Trying to find math inside everything else

I’ve known what my next post was going to be about for some time, which is why it’s been so long between posts, as I’ve been putting it off. The failures are less fun to write about, but it’s just as important when your lesson is a bust. Now I have lots of other things I want to write about, so more posts in the next few days.

Shortly after my successful Egyptian Fractions lesson, I wanted to tie a lesson into another ancient society they were learning about, so I decided to teach the Mesopotamian Number System.
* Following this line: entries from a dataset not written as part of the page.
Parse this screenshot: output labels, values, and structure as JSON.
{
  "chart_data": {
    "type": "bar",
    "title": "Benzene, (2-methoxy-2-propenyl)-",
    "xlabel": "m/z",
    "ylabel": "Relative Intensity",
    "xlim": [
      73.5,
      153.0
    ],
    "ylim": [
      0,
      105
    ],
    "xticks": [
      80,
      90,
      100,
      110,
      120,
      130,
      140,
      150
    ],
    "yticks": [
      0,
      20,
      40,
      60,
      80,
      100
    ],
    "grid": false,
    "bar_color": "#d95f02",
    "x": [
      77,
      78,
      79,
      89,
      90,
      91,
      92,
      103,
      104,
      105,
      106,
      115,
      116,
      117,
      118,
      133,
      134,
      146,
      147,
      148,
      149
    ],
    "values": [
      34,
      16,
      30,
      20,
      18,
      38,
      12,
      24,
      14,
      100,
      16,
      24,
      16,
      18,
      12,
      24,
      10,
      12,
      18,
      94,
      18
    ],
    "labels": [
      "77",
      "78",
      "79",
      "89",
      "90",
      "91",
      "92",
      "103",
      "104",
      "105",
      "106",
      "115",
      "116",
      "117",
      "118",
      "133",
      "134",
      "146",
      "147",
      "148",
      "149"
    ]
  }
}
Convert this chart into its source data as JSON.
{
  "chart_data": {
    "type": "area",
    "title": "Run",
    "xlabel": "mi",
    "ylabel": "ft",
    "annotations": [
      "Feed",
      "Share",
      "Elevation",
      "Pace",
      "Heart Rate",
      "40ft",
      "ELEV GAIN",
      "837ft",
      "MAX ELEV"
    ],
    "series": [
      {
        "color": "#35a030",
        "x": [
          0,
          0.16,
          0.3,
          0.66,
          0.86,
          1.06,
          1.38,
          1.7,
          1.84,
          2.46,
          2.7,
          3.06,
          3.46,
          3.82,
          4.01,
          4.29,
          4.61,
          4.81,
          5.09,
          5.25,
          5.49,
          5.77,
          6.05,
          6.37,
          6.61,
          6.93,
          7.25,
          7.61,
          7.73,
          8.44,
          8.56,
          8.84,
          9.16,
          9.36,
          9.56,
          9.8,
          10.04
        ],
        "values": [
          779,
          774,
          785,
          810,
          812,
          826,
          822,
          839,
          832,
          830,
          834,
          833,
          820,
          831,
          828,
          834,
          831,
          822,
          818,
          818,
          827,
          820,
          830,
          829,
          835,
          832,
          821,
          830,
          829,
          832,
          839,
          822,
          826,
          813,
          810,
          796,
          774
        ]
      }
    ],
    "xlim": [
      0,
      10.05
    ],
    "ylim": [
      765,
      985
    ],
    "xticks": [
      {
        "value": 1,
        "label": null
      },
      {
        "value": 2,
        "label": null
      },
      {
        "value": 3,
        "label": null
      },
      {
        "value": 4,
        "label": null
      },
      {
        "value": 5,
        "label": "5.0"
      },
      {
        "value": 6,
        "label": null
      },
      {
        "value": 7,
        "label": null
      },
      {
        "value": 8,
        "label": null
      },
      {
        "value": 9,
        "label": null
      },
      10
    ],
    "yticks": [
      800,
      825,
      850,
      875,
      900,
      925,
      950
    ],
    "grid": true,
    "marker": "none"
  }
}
The idea was that we’d reinforce some ideas about exponents, place value, and scientific notation by working with another base.

The problem: working with another base is hard, especially if you’ve never done it before, and sexagesimal is not a great place to start, even with the boost I got with the fraction lesson. Introducing the idea with binary probably would have worked, but I didn’t have the time to do both and also teach the cuneiform and do the activity. Unfortunately, to save the activity, the basis of the understanding got cut. Which left me with a fun but useless activity.

I used hours:minutes:seconds as an analog to help understand base-60, but because they got that they couldn’t move past it. I gave them numbers to translate and had them carve cuneiform tax tablets (and they learned about Babylonian taxes), but that didn’t work out too well.

And then I didn’t even get nice product to display for too long, because they were too brittle.


As I said. A bust. Or rather, busted.